Before the development of geologic concepts during the 19th century, the presence of marine fossils in mountains was explained in Christian contexts as a result of the Biblical Deluge. This was an extension of Neoplatonic thought, which influenced early Christian writers.
The 13th-century Dominican scholar Albert the Great posited that, as erosion was known to occur, there must be some process whereby new mountains and other land-forms were thrust up, or else there would eventually be no land; he suggested that marine fossils in mountainsides must once have been at the sea-floor. Orogeny was used by Amanz Gressly (1840) and Jules Thurmann (1854) as orogenic in terms of the creation of mountain elevations, as the term mountain building was still used to describe the processes. Elie de Beaumont (1852) used the evocative "Jaws of a Vise" theory to explain orogeny, but was more concerned with the height rather than the implicit structures created by and contained in orogenic belts. His theory essentially held that mountains were created by the squeezing of certain rocks. Eduard Suess (1875) recognised the importance of horizontal movement of rocks. The concept of a precursor geosyncline or initial downward warping of the solid earth (Hall, 1859) prompted James Dwight Dana (1873) to include the concept of compression in the theories surrounding mountain-building. With hindsight, we can discount Dana's conjecture that this contraction was due to the cooling of the Earth (aka the cooling Earth theory). The cooling Earth theory was the chief paradigm for most geologists until the 1960s. It was, in the context of orogeny, fiercely contested by proponents of vertical movements in the crust, or convection within the asthenosphere or mantle.
Gustav Steinmann (1906) recognised different classes of orogenic belts, including the Alpine type orogenic belt, typified by a flysch and molasse geometry to the sediments; ophiolite sequences, tholeiitic basalts, and a nappe style fold structure.
In terms of recognising orogeny as an event, Leopold von Buch (1855) recognised that orogenies could be placed in time by bracketing between the youngest deformed rock and the oldest undeformed rock, a principle which is still in use today, though commonly investigated by geochronology using radiometric dating.
Based on available observations from the metamorphic differences in orogenic belts of Europe and North America, H. J. Zwart (1967) proposed three types of orogens in relationship to tectonic setting and style: Cordillerotype, Alpinotype, and Hercynotype. His proposal was revised by W. S. Pitcher in 1979 in terms of the relationship to granite occurrences. Cawood et al. (2009) categorized orogenic belts into three types: accretionary, collisional, and intracratonic. Notice that both accretionary and collisional orogens developed in converging plate margins.
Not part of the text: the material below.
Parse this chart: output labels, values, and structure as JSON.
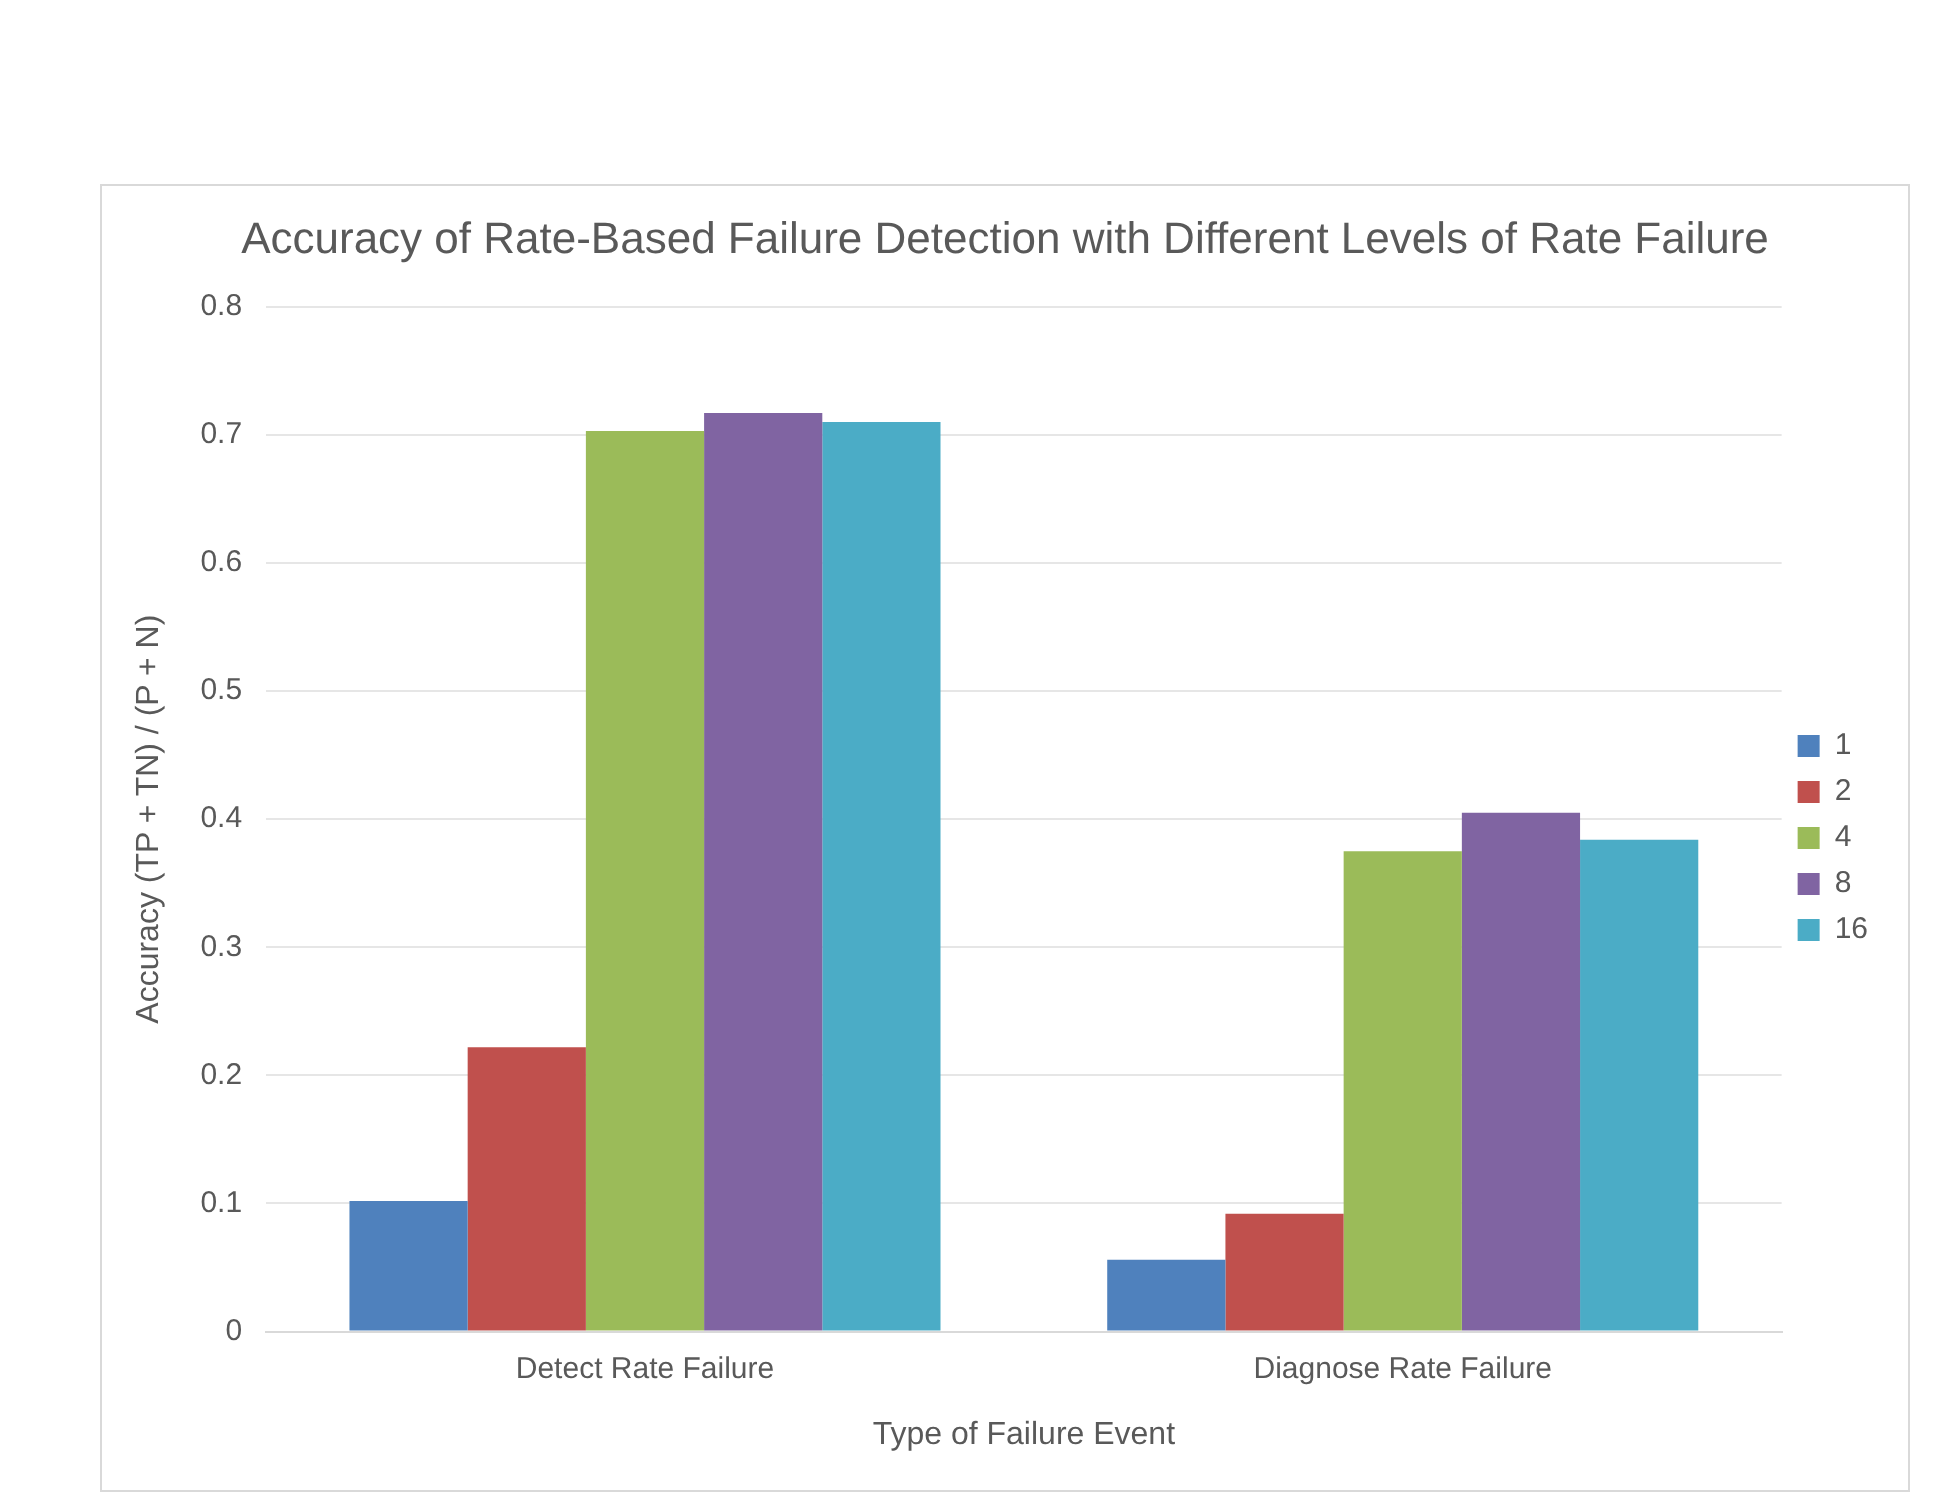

In contrast, Hercynotype orogens generally show similar features to intracratonic, intracontinental, extensional, and ultrahot orogens, all of which developed in continental detachment systems at converged plate margins.
Without denudation, even relatively low uplift rates as characteristic of epeirogenetic movements (e.g. 20m/MA) would generate highly elevated regions in geological time periods.